Almost one in 10 UK pupils miss lessons for holidays
Almost one in 10 UK children miss lessons without the school's permission to go on holiday.
Across two terms in the last academic year, more than 630,000 young people were taken out for an unauthorised family trip, according to data published by the UK's Department for Education (DfE).
It has been argued that many parents consider taking their child out of class for family trips due to the high cost of travelling during school holidays.
But ministers argue that missing just one day of school can affect a child's education and school leaders say it is important that children miss "as little time as possible".
The government's figures show that in the autumn term of 2018 and the spring term of 2019, 631,108 pupils in England had one or more sessions (half a day) of unauthorised absence due to family holidays.
During these terms, there were 7,057,021 pupils on school rolls - meaning 8.9% missed at least half a day of lessons due to unauthorised trips.

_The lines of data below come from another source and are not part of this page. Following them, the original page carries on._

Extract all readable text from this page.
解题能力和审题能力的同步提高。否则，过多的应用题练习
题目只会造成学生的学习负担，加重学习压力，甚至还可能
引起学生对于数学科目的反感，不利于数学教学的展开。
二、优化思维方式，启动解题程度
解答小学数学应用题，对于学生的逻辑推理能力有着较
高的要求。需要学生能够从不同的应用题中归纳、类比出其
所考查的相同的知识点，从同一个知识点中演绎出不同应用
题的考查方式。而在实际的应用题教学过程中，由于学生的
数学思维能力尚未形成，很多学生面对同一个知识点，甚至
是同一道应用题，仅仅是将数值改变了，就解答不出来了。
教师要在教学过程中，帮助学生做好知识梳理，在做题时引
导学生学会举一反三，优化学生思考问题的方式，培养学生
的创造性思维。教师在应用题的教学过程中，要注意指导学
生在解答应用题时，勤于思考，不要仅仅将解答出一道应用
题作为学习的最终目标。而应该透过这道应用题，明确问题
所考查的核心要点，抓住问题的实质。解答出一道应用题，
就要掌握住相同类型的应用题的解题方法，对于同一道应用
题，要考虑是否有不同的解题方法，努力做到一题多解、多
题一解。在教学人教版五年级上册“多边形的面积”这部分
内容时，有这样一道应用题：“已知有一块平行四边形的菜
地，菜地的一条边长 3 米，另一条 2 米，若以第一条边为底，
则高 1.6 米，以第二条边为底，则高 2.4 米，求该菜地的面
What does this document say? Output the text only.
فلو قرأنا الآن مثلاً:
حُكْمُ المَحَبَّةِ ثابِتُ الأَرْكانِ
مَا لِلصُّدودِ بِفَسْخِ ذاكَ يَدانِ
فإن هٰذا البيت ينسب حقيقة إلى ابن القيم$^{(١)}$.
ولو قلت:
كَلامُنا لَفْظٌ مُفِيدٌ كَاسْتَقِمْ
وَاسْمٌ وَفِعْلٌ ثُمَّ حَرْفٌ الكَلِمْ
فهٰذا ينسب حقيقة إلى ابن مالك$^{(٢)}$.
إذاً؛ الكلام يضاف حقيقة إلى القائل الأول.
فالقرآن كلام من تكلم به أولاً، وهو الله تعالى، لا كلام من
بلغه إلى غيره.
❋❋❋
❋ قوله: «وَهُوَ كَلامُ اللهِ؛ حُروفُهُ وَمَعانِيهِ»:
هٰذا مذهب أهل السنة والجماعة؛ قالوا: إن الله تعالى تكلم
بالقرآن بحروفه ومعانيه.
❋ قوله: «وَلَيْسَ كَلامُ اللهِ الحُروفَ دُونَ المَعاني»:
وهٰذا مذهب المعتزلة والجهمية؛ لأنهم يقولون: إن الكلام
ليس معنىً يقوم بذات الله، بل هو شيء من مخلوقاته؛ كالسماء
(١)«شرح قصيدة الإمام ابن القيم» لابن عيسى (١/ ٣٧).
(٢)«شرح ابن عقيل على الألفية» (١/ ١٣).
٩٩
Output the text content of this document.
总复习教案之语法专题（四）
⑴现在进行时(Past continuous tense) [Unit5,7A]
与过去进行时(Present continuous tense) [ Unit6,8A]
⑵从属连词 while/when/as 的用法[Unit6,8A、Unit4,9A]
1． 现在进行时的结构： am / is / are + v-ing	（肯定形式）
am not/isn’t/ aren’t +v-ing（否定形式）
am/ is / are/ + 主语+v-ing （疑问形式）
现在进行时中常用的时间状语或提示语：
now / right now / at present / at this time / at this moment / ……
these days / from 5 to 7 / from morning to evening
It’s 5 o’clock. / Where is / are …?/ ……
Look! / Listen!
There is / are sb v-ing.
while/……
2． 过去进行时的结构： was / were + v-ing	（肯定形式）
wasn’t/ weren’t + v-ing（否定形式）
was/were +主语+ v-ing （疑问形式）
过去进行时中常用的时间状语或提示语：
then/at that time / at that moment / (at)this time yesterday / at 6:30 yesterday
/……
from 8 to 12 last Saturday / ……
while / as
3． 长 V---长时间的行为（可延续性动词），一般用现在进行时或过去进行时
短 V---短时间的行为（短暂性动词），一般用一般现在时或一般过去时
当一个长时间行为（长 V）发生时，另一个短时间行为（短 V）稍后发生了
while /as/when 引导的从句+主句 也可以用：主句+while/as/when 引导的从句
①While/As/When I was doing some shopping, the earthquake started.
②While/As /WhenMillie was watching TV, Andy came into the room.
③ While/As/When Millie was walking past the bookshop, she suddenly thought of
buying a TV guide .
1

The proportion of pupils missing classes for holidays is increasing, analysis shows.
For the same two terms in 2016/17, 7.7% of children missed at least half a day of lessons due to unauthorised absence, and in 2017/18 the proportion was around eight per cent.
Paul Whiteman, general secretary of the National Association of Head Teachers, said: "It is important that children miss as little time at school as possible. The cumulative effect of missed days can be harmful to children's education. The best way to ensure children are learning and progressing is for them to attend school during term time."
A Department for Education spokesperson said: "The rules on term-time absences are clear: no child should be taken out of school without good reason."